A NEW flagship Booths store will open in Hale Barns next month - signalling the end of a bitter nine-year planning wrangle over multi-million pound plans to redevelop the village's 1960s ‘Square' shopping centre.

The 30,000 sq ft Booth store will be the anchor store of a £30m revamp of the shopping mall, that also includes 24 flats, a cafe and other shops.

The Booths store - due to open on April 15 - has provided a jobs boost, with 93 posts created.

The village has also been buoyed by the re-opening of the area's post office - 16 months after it was forced to close when demolition of the Square began.

Hale Barns councillor Bernard Sharp said he was 'delighted' by both developments.

"I am enthusiastic that at long last the shopping centre is going to reopen in the middle of the month, we are all looking forward to it.

"And it is absolutely tremendous that we have a post office again - it will be a great asset.

"The community will be very happy."

The post office, which is now based across from the shopping centre in Best One convenience store, is still run by the Makdani family. Former postmaster Dhiresh is now taking a back seat role, though, and his wife, Anita, has taken day-to-day control.

Dhiresh said: "We are very pleased to have reopened. The feedback we have had so far has been very good, and we want everyone to know we are back in the community."

THE LONG AND WINDING ROAD: The scheme to redevelop the Square was approved by Trafford’s planning committee in March 2011, after development plans for the shopping centre had moved back and forth through the planning process for five years.
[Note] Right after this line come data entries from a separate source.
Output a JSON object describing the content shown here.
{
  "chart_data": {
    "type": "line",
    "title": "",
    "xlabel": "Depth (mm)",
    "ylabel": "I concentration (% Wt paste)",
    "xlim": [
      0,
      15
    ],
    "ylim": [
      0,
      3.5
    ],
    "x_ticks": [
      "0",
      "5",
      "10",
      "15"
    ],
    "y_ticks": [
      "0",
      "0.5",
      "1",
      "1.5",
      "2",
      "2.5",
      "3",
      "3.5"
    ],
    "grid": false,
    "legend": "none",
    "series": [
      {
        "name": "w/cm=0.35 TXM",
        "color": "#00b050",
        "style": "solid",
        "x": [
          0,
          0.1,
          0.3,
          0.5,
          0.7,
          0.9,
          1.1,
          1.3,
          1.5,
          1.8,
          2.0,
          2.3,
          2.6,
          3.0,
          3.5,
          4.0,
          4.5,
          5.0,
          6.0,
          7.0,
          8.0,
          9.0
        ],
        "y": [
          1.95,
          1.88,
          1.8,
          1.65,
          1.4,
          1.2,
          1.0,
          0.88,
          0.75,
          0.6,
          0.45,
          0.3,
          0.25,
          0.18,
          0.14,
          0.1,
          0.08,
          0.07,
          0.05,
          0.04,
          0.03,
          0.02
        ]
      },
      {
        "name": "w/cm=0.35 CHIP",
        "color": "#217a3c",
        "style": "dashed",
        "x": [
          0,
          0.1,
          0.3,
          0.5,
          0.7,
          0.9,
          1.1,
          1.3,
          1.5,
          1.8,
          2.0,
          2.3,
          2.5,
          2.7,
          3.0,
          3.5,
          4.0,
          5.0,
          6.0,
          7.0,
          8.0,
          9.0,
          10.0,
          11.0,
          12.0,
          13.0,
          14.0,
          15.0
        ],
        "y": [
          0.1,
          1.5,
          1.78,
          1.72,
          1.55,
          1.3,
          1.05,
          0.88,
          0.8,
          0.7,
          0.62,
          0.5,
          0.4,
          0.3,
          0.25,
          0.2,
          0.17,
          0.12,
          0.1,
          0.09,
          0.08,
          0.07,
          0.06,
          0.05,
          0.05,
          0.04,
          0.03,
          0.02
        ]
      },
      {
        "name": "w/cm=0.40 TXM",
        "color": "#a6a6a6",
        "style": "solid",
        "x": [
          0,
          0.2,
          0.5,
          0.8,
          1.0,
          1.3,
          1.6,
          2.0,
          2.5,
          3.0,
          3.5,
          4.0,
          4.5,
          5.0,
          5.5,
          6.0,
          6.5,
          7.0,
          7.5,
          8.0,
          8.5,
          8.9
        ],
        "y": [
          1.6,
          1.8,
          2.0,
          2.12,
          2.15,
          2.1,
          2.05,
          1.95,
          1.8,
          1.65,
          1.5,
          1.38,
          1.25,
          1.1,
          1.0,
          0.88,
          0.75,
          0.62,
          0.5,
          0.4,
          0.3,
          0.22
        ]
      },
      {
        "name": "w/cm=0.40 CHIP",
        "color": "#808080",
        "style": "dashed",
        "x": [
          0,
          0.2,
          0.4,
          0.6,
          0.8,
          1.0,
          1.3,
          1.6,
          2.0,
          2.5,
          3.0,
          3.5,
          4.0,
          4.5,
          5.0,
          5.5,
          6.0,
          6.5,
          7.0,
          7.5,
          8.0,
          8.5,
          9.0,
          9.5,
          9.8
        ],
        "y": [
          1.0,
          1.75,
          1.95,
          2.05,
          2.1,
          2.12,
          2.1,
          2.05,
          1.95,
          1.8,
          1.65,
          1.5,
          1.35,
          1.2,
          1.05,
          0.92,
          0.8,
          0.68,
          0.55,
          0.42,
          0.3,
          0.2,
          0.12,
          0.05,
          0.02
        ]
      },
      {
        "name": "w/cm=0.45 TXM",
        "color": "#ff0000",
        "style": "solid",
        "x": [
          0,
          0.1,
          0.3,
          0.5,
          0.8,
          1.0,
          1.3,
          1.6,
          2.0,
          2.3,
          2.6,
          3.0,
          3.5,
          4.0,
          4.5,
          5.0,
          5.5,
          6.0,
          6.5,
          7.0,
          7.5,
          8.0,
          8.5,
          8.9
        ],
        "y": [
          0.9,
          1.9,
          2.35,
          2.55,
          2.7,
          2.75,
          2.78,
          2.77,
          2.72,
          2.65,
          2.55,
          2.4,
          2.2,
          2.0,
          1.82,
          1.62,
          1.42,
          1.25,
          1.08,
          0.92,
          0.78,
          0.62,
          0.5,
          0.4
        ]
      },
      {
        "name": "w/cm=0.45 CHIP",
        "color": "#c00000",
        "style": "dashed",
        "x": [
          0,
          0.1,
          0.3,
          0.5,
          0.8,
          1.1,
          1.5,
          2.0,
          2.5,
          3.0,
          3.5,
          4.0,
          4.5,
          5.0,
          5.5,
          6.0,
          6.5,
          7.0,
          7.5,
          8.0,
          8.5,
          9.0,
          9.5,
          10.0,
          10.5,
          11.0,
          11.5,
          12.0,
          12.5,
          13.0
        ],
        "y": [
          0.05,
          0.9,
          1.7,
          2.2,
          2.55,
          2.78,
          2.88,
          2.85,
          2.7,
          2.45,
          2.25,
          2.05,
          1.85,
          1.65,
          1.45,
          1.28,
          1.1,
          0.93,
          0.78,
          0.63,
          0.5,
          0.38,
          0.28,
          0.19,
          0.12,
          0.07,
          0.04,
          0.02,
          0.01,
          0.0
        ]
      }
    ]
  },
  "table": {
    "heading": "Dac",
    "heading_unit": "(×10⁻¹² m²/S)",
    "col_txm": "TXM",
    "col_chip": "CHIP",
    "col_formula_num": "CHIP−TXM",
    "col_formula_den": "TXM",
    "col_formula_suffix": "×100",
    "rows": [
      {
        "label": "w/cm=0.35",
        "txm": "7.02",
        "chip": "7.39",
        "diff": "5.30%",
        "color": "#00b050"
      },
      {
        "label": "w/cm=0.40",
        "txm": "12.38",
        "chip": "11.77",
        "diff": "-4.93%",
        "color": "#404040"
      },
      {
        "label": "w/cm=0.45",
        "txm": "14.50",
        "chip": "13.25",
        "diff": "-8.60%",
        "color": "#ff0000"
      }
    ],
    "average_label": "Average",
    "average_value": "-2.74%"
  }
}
In 2008, a much larger scheme was finally approved despite a high profile campaign by the Hale Barns Residents Response Group to block it.

But this scheme was shelved after anchor store Waitrose pulled out in favour of opening a store in Broadheath.

The scheme approved in 2011 was held up because the post office and two other businesses – Admirals fish and chip shop and Hale Barns Tandoori – refused to move out.

However, after a public inquiry in February 2013, secretary of state Eric Pickles rubberstamped planning inspector Mel Middleton’s recommendation to grant compulsory purchase orders (CPOs) for the three businesses, allowing for construction to begin.